Dr Catherine Millington-Sanders, Clinical Lead for Palliative and End of Life Care for the Royal College of General Practitioners comments: “After a bereavement, it’s natural to want and ask for support. Many people find support from their friends, family or community networks but others may be really struggling with their grief and find more formal support helpful.

“GP practices are a valued and important source of information, support and advice in our communities. This work between the RCGP and Cruse aims to equip GP practice teams with the tools to help identify people with bereavement needs and accessible information to sign-post people to appropriate bereavement support, ensuring the bereaved person is at the centre of every step.”

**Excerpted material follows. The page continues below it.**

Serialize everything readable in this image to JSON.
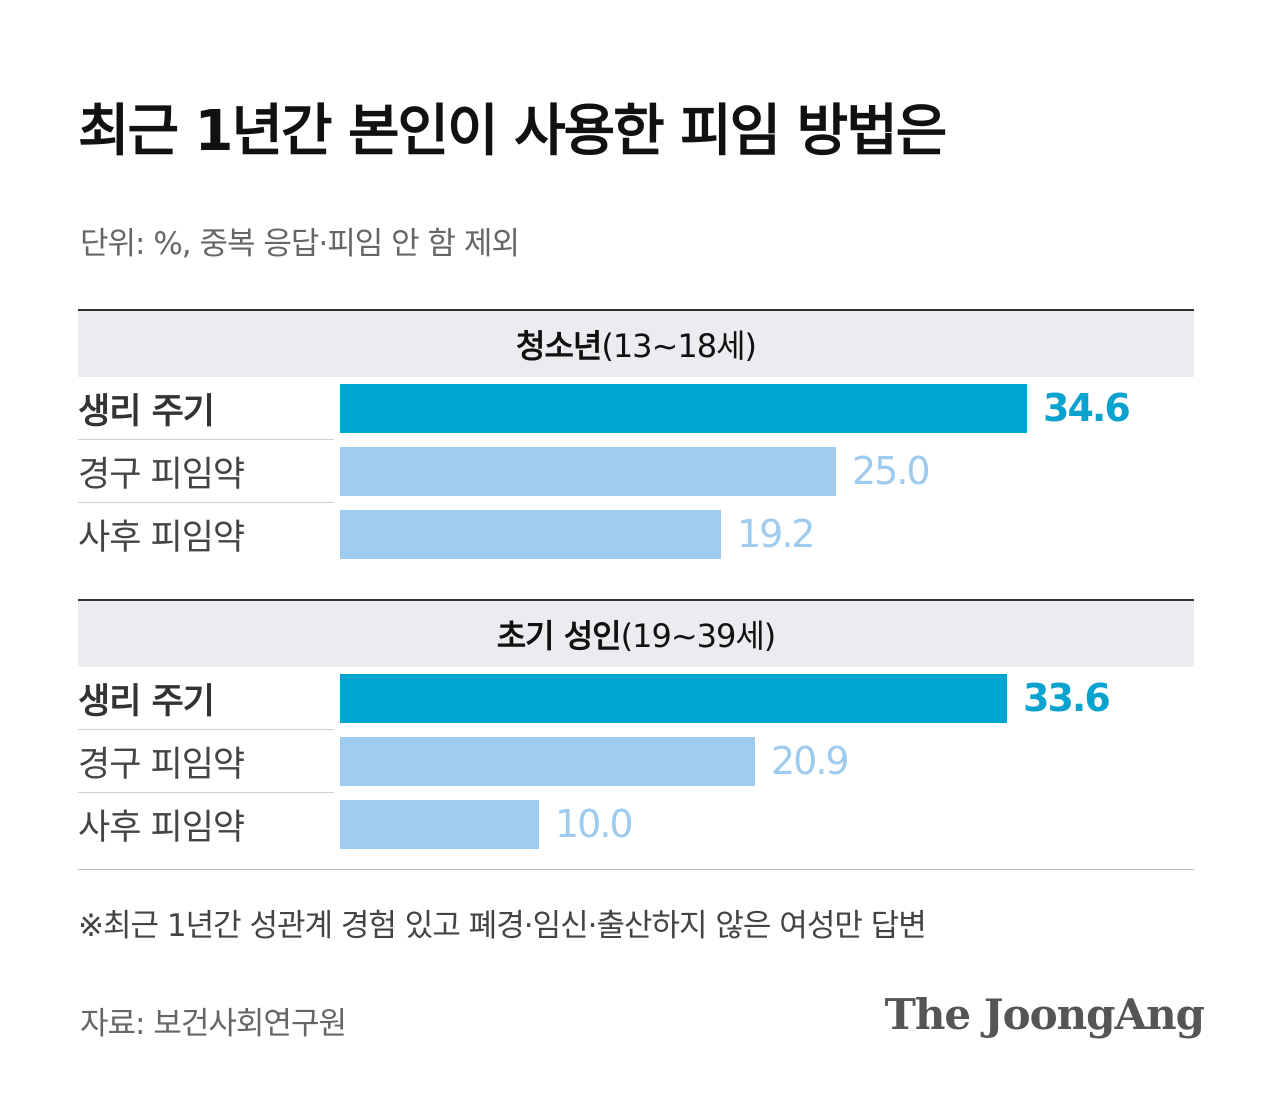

Barnardo’s resources to help teachers talk to pupils about grief

At the start of Children’s Grief Awareness Week, Barnardo’s is releasing resources for teachers to help children cope with bereavement. 

Before Covid-19, official stats showed one in 29 five-16 year olds had been bereaved of a parent or sibling – that’s at least one child in every average class. 

With more than 165,000 deaths from Covid-19 in the UK (deaths with Covid-19 on the death certificate), Barnardo’s says many more children and young people will be experiencing bereavement. 

Black people and men of Pakistani and Bangladeshi heritage are almost twice as likely to die from Covid-19 as White people, meaning children from these communities are more likely to experience loss. 

The free resources about grief are available on the Barnardo’s Education Community (BEC) website (https://www.educators-barnardos.org.uk/). 

They include an introductory worksheet which explores what grief is and a volcano-making activity that focuses on how grief impacts us. 

They also include some suggestions and advice about how to cope and who children can talk to when going back to school after someone special has died. 

Also in the resources are some coping techniques teachers can tell children about to use when times are difficult, exercises to help ground children and regulate their breathing. 

The resources will also be posted throughout Children’s Grief Awareness Week (November 18 to 24) on the Barnardo’s Education Community Twitter page (@BarnardosEduCom). 

Barnardo’s Interim Co-CEO Michelle Lee-Izu said: “Sadly the raw feelings of grief and loss will be familiar to thousands of children and families across the UK, especially during the Covid-19 pandemic. 

“Children have suffered a huge amount of loss in the last year. For most this has meant missing out on school and playing with their friends, but for too many children it has meant the loss of parents, grandparents and members of their family or community. 

“I hope that teachers who are discussing the issue of grief with their pupils during Children’s Grief Awareness Week will find our tips and resources useful – and that they will be used to assist schools and colleges to support children who are struggling in the future.”